2 Dickens focuses on children in novels such as The Adventures of Oliver Twist (1837-1839), Bleak House (1852-1853), or Great Expectations (1860-1861).
3 In “The Chimney Sweeper” the speaker offers some admission of the hardships the innocent faces, which are easily transcended. The innocent vision of this poem is in the transfer of innocence in afterlife, where there will be a loving father as shepherd. The poem opens on a continuing darkness: “So your chimneys I sweep and in soot I sleep” (1). For the chimney sweeper and for his fellows there is only the grim comfort of knowing that what they do not have (the white hair like wool, which in “The Lamb” is called “clothing of delight”) cannot be spoiled by soot, the black element in which they live. The children have this strange comfort because they are able to have their vision. They are innocent and they do not understand that, like the lambs, they are sacrificed: they live in coffins, image which redefines the sooty chimneys as death-traps and intensifies the children’s horror drawing on the fear of being buried alive. Although bereaved of their innocence when they were shaved, the chimney sweepers they find false comfort in their dream, where they are revealed in their radiance, in their innocence. The irony of the conclusion is almost brutal: the moral significance of the dream is the safest policy for the children, the imaginative world of the child being one in which he imagines himself to be dependent. The poem in Songs of Experience has the same gloomy atmosphere: “They clothed me in the clothes of death” (7). The sweeper is not absorbed by experience, as he can still smile, dance, and sing. He has experience though as he was “taught” (8) how to sing “the notes of woe” (8). As in the previous poems, Blake uses the same pattern, balancing the contraries: “Who make up a heaven of our misery” (12).

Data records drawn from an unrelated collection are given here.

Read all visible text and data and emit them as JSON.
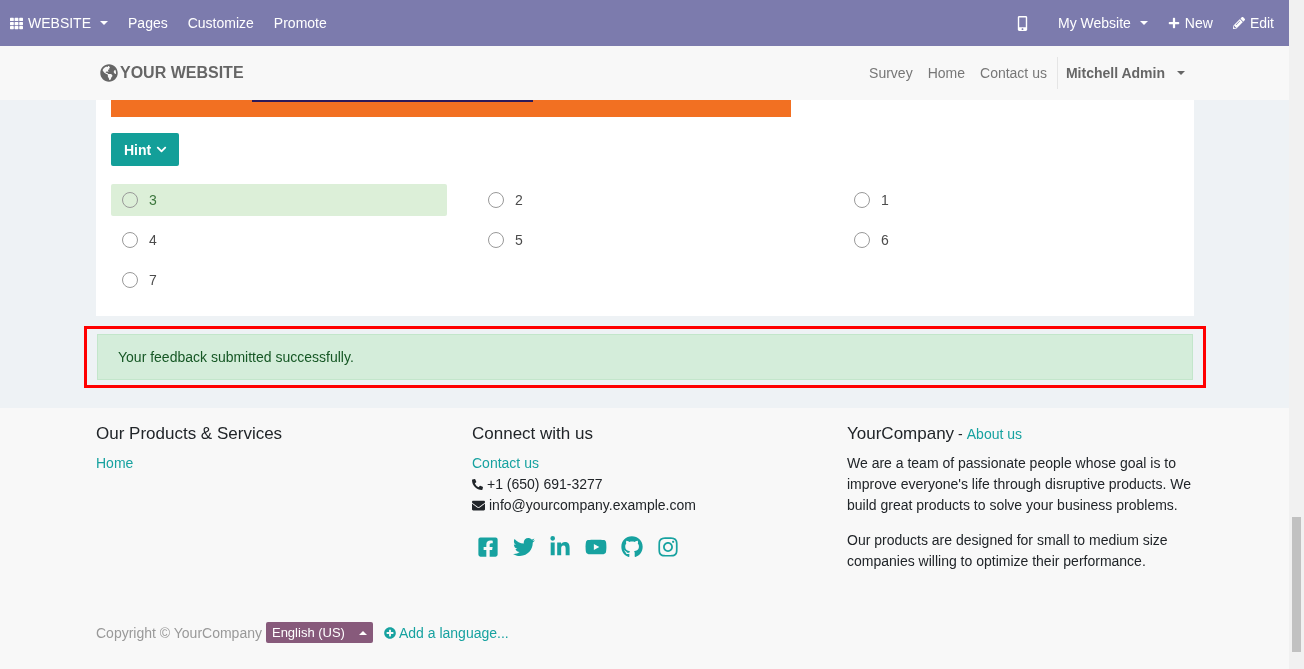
{
  "admin_bar": {
    "app_menu": "WEBSITE",
    "menus": [
      "Pages",
      "Customize",
      "Promote"
    ],
    "website_menu": "My Website",
    "new_button": "New",
    "edit_button": "Edit"
  },
  "header": {
    "logo": "YOUR WEBSITE",
    "nav": [
      "Survey",
      "Home",
      "Contact us"
    ],
    "user": "Mitchell Admin"
  },
  "question": {
    "hint_button": "Hint",
    "options": [
      {
        "label": "3",
        "checked": false,
        "highlighted": true
      },
      {
        "label": "2",
        "checked": false,
        "highlighted": false
      },
      {
        "label": "1",
        "checked": false,
        "highlighted": false
      },
      {
        "label": "4",
        "checked": false,
        "highlighted": false
      },
      {
        "label": "5",
        "checked": false,
        "highlighted": false
      },
      {
        "label": "6",
        "checked": false,
        "highlighted": false
      },
      {
        "label": "7",
        "checked": false,
        "highlighted": false
      }
    ]
  },
  "alert": {
    "message": "Your feedback submitted successfully.",
    "outlined": true
  },
  "footer": {
    "products": {
      "title": "Our Products & Services",
      "links": [
        "Home"
      ]
    },
    "connect": {
      "title": "Connect with us",
      "link": "Contact us",
      "phone": "+1 (650) 691-3277",
      "email": "info@yourcompany.example.com"
    },
    "company": {
      "title": "YourCompany",
      "separator": "-",
      "link": "About us",
      "paragraphs": [
        "We are a team of passionate people whose goal is to improve everyone's life through disruptive products. We build great products to solve your business problems.",
        "Our products are designed for small to medium size companies willing to optimize their performance."
      ]
    },
    "copyright": "Copyright © YourCompany",
    "language": "English (US)",
    "add_language": "Add a language..."
  }
}
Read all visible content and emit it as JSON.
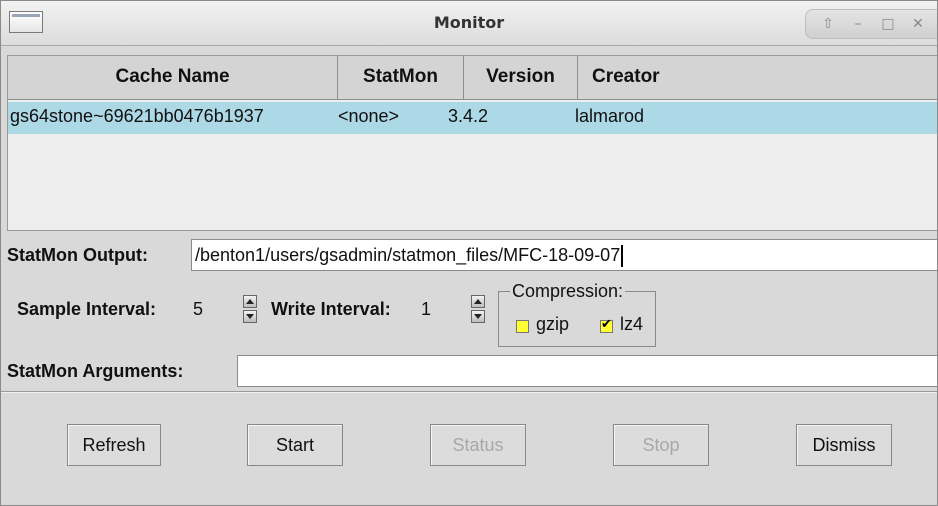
{
  "window": {
    "title": "Monitor",
    "controls": [
      "up-arrow-icon",
      "minimize-icon",
      "maximize-icon",
      "close-icon"
    ]
  },
  "table": {
    "columns": [
      "Cache Name",
      "StatMon",
      "Version",
      "Creator"
    ],
    "rows": [
      {
        "cache_name": "gs64stone~69621bb0476b1937",
        "statmon": "<none>",
        "version": "3.4.2",
        "creator": "lalmarod"
      }
    ],
    "selected_row_color": "#add8e6"
  },
  "statmon_output": {
    "label": "StatMon Output:",
    "value": "/benton1/users/gsadmin/statmon_files/MFC-18-09-07"
  },
  "sample_interval": {
    "label": "Sample Interval:",
    "value": "5"
  },
  "write_interval": {
    "label": "Write Interval:",
    "value": "1"
  },
  "compression": {
    "title": "Compression:",
    "options": [
      {
        "label": "gzip",
        "checked": false
      },
      {
        "label": "lz4",
        "checked": true
      }
    ]
  },
  "statmon_arguments": {
    "label": "StatMon Arguments:",
    "value": ""
  },
  "buttons": {
    "refresh": {
      "label": "Refresh",
      "enabled": true
    },
    "start": {
      "label": "Start",
      "enabled": true
    },
    "status": {
      "label": "Status",
      "enabled": false
    },
    "stop": {
      "label": "Stop",
      "enabled": false
    },
    "dismiss": {
      "label": "Dismiss",
      "enabled": true
    }
  }
}
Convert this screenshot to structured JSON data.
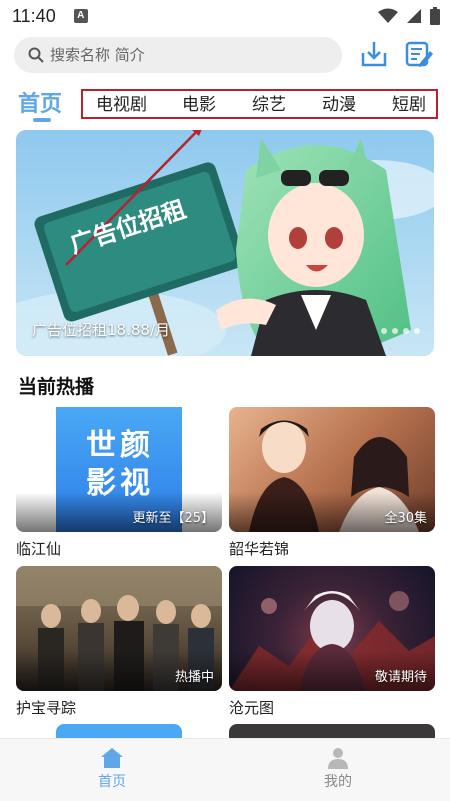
{
  "status_bar": {
    "time": "11:40",
    "notification_icon_label": "A",
    "icons": [
      "wifi-icon",
      "signal-icon",
      "battery-icon"
    ]
  },
  "search": {
    "placeholder": "搜索名称 简介",
    "icons": [
      "search-icon",
      "download-icon",
      "history-notes-icon"
    ]
  },
  "tabs": {
    "active": "首页",
    "items": [
      "电视剧",
      "电影",
      "综艺",
      "动漫",
      "短剧"
    ]
  },
  "banner": {
    "caption": "广告位招租18.88/月",
    "sign_text": "广告位招租"
  },
  "section": {
    "title": "当前热播"
  },
  "cards": [
    {
      "title": "临江仙",
      "badge": "更新至【25】",
      "thumb_text": "世颜影视"
    },
    {
      "title": "韶华若锦",
      "badge": "全30集"
    },
    {
      "title": "护宝寻踪",
      "badge": "热播中"
    },
    {
      "title": "沧元图",
      "badge": "敬请期待"
    }
  ],
  "bottom_nav": {
    "items": [
      {
        "label": "首页",
        "icon": "home-icon",
        "active": true
      },
      {
        "label": "我的",
        "icon": "user-icon",
        "active": false
      }
    ]
  },
  "colors": {
    "accent": "#5fa7e6",
    "highlight_box": "#b4232e",
    "search_bg": "#eeeeee"
  }
}
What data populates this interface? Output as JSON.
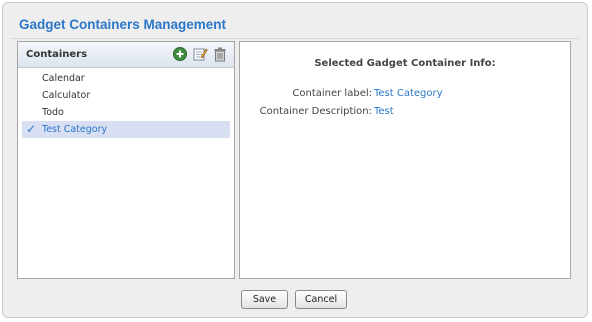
{
  "window": {
    "title": "Gadget Containers Management"
  },
  "containers": {
    "header_label": "Containers",
    "icons": {
      "add": "add-icon",
      "edit": "edit-icon",
      "delete": "trash-icon"
    },
    "items": [
      {
        "label": "Calendar",
        "selected": false
      },
      {
        "label": "Calculator",
        "selected": false
      },
      {
        "label": "Todo",
        "selected": false
      },
      {
        "label": "Test Category",
        "selected": true
      }
    ],
    "check_glyph": "✓"
  },
  "info": {
    "title": "Selected Gadget Container Info:",
    "label_caption": "Container label:",
    "label_value": "Test Category",
    "description_caption": "Container Description:",
    "description_value": "Test"
  },
  "footer": {
    "save_label": "Save",
    "cancel_label": "Cancel"
  },
  "colors": {
    "accent": "#2b77c9",
    "selected_bg": "#d8dff2"
  }
}
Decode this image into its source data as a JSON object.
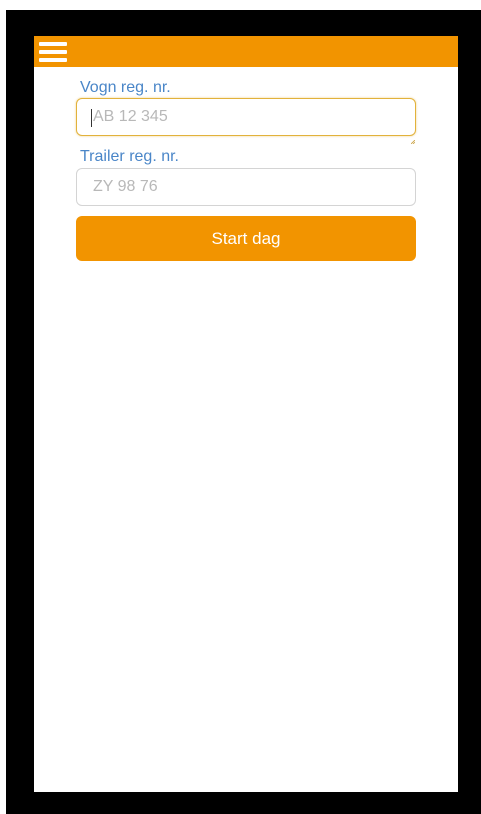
{
  "app_bar": {
    "menu_icon": "hamburger-menu-icon",
    "color": "#f29400"
  },
  "form": {
    "vogn": {
      "label": "Vogn reg. nr.",
      "placeholder": "AB 12 345",
      "value": ""
    },
    "trailer": {
      "label": "Trailer reg. nr.",
      "placeholder": "ZY 98 76",
      "value": ""
    },
    "start_button": {
      "label": "Start dag"
    }
  },
  "colors": {
    "accent": "#f29400",
    "label": "#4a86c8",
    "focus_border": "#e2b23c",
    "placeholder": "#b8b8b8"
  }
}
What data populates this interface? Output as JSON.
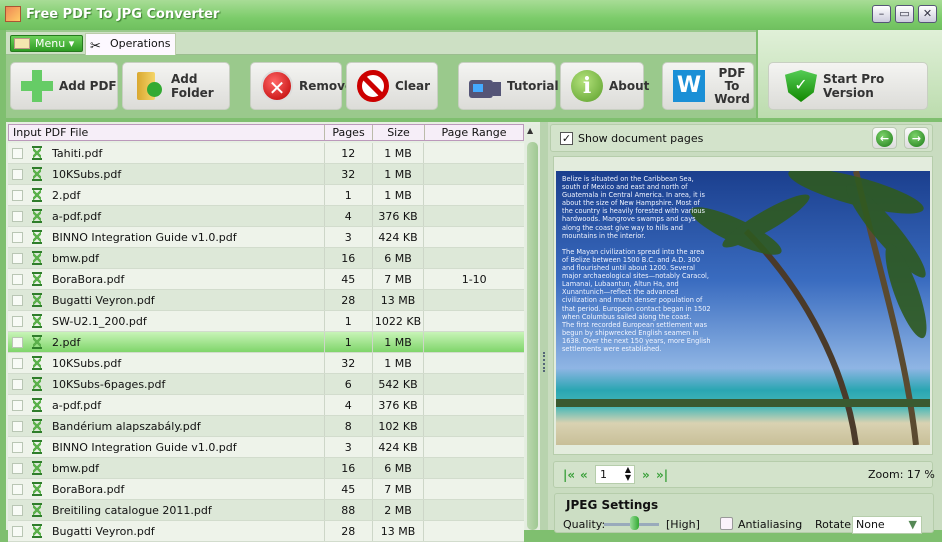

4 For more information on studies of the human mind in Victorian times, see Ekbert Faas, Victorian Poetry and the Rise of Psychology.
5 Harold Bloom’s claim for the “inseparability of character and language” allowed critics to view speakers “as invented selves” (Slinn 83). One can argue that the Duke invents himself in his telling, but he invents himself in the way in which he would not want to be described.
6 Gustave Flaubert masterfully illustrates the situation of the nineteenth-century woman in his novel Madame Bovary: “A man, at least, is free; he may travel over passions and over countries, overcome obstacles, taste of the most far-away pleasures. But a woman is always hampered. At once inert and flexible, she has against her the weakness of the flesh and legal dependence. Her will, like the veil of her bonnet, held by a string, flutters in every wind; there is always some desire pulling at her, some conventionality holding her back” (112).
7 Arnold used a racial dialectic at a later point, in 1869, in Culture and Anarchy, where he identifies racial difference as the dividing factor between the English and the rest of the world: Hebraism and Hellenism.